1. ## Expression simplification

Hi

I have these two expressions

$A+B=D$ and $D=\frac{\text{i}2kA}{\text{i}k-\alpha}$

I need to find $B$, so I substitute $D$ into the first expression. The problem is I don't know how to get it into the form below

$B=A\frac{(\text{i}k+\alpha)}{(\text{i}k-\alpha)}$

Thanks

2. ## Re: Expression simplification

Originally Posted by bobred
Hi

I have these two expressions

$A+B=D$ and $D=\frac{\text{i}2kA}{\text{i}k-\alpha}$

I need to find $B$, so I substitute $D$ into the first expression. The problem is I don't know how to get it into the form below

$B=A\frac{(\text{i}k+\alpha)}{(\text{i}k-\alpha)}$

Thanks
You can't. Think of it this way: A + B = D is B = D - A

3. ## Re: Expression simplification

$B=A\frac{(\text{i}k+\alpha)}{(\text{i}k-\alpha)}$

From this you get $B(ik-\alpha)=A(ik+\alpha)$

The real numbers on the left have to equal the real numbers on the right and the same goes for imaginary numbers

4. ## Re: Expression simplification

Originally Posted by Shakarri
$B=A\frac{(\text{i}k+\alpha)}{(\text{i}k-\alpha)}$

From this you get $B(ik-\alpha)=A(ik+\alpha)$

The real numbers on the left have to equal the real numbers on the right and the same goes for imaginary numbers
The poster does not say imaginary numbers. When he specifies what his question is about we will be able to handle this properly.

5. ## Re: Expression simplification

Hi

I find B by hand easy enough, but Maple gives the expression below and I don't know how

$B=A\frac{(\text{i}k+\alpha)}{(\text{i}k-\alpha)}$

The expressions come from boundary values.

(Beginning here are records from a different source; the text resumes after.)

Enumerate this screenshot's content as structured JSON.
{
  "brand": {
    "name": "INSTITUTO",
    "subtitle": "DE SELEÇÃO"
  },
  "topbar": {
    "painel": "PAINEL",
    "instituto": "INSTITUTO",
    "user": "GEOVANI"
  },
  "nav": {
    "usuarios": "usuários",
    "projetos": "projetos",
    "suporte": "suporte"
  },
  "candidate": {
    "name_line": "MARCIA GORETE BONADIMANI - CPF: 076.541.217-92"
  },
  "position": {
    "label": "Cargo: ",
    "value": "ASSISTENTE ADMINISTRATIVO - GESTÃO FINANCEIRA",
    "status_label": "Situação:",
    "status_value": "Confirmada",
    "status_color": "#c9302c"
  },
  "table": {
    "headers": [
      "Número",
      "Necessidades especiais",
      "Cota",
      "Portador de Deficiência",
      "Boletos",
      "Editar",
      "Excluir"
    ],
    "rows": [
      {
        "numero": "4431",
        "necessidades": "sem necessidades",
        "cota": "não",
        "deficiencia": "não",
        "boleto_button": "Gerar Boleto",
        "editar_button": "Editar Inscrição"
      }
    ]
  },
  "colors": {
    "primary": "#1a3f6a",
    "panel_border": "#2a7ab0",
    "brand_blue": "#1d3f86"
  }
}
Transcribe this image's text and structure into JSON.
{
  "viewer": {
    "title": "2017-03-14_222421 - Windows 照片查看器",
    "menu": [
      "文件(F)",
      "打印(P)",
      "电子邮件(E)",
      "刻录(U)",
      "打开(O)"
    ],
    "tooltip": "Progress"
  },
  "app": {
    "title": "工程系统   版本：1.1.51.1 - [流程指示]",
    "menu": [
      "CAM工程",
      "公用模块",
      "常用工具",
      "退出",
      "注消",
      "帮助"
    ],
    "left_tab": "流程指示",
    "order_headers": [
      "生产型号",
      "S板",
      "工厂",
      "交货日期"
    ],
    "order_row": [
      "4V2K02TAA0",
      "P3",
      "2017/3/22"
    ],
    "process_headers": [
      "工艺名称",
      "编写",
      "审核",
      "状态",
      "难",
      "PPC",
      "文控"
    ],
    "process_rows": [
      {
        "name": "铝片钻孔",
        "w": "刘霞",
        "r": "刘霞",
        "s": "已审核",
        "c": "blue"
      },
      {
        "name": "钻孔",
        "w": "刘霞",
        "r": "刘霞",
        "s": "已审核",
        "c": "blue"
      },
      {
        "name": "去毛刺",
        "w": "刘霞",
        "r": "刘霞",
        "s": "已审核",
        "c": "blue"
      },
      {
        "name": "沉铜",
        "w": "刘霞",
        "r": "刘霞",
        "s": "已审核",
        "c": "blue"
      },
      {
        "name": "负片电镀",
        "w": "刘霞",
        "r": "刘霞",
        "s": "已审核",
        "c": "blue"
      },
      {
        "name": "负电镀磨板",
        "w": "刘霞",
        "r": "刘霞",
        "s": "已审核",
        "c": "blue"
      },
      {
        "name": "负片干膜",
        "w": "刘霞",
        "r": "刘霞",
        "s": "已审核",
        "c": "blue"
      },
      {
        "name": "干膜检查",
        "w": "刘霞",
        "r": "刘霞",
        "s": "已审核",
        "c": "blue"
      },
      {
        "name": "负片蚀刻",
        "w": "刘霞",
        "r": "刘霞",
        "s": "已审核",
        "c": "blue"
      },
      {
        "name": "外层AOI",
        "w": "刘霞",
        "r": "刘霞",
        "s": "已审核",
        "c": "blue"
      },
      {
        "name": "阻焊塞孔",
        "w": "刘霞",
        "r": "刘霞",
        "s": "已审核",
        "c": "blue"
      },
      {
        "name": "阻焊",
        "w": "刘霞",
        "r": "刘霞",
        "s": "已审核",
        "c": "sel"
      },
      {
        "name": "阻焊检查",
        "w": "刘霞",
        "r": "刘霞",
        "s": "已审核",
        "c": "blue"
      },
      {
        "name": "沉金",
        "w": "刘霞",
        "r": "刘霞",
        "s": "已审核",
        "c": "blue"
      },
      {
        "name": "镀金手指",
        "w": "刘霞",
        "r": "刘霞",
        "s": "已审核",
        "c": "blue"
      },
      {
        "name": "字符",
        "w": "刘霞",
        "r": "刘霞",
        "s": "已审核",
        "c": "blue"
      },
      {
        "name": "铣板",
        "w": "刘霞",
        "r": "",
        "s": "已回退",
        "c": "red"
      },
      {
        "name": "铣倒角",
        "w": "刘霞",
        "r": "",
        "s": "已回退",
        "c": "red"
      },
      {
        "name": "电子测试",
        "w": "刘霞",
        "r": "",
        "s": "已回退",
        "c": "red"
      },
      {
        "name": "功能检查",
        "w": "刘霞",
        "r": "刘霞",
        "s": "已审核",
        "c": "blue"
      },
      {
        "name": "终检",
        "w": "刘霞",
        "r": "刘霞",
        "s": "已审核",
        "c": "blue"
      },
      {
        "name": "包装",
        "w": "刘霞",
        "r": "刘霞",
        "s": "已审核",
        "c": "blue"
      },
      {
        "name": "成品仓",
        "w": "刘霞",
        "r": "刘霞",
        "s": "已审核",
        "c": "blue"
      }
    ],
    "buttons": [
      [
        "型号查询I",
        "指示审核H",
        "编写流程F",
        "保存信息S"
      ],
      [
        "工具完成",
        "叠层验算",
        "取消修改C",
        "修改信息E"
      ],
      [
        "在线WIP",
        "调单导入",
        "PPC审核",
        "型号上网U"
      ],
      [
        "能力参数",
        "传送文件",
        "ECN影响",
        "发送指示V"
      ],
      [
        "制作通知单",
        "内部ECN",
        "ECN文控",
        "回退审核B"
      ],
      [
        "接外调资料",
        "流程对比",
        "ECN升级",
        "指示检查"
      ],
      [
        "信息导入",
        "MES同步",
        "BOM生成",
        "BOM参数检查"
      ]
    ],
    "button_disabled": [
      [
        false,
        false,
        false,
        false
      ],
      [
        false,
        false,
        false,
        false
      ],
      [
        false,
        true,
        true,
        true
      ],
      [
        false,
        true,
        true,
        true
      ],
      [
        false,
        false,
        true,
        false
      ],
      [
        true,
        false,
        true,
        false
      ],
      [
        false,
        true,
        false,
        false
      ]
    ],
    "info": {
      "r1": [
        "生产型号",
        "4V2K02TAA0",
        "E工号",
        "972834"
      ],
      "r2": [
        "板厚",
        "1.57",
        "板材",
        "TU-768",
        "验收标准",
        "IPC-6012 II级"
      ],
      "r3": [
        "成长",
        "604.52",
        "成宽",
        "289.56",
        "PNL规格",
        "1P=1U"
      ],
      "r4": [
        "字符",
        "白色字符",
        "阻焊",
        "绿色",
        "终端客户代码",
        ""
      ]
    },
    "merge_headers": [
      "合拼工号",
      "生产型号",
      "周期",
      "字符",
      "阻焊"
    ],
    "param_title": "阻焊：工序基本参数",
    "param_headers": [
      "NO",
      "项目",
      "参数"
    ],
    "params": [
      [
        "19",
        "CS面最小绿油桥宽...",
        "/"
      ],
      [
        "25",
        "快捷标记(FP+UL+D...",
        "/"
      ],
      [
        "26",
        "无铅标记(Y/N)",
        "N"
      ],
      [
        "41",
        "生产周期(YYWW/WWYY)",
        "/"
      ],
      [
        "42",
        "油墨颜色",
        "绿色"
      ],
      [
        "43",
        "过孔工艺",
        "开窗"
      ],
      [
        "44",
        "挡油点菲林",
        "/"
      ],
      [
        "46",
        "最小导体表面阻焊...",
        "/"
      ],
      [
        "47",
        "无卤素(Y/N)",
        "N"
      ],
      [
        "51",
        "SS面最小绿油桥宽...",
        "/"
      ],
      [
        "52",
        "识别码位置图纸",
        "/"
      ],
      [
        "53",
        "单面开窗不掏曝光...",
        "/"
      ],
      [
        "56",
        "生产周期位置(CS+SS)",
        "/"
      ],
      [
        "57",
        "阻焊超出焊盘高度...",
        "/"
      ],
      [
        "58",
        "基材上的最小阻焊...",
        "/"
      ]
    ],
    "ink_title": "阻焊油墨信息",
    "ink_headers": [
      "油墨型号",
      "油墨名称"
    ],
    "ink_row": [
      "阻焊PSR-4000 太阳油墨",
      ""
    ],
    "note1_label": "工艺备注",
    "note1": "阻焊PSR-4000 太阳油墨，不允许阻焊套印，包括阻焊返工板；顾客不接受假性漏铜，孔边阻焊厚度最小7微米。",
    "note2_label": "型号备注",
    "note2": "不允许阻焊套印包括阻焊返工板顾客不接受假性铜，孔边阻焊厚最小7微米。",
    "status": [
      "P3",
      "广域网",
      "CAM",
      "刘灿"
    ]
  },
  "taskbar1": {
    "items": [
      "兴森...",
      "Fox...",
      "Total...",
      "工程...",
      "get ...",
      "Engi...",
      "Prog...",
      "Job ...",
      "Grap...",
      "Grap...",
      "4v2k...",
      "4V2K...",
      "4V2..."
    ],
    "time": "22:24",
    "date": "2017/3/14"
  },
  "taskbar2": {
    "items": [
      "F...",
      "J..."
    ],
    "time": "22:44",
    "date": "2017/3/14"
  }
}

6. ## Re: Expression simplification

With $A+B=D$ and $D=\frac{\text{i}2kA}{\text{i}k-\alpha}$

You get
$A+B=\frac{\text{i}2kA}{\text{i}k-\alpha}$

$B=\frac{\text{i}2kA}{\text{i}k-\alpha}-A$

Factorize out A

$B=A\times(\frac{\text{i}2k}{\text{i}k-\alpha}-1)$

Get a common denominator and simplify.

7. ## Re: Expression simplification

Hi, thanks I have got to the point above its just the next step i'm having trouble with.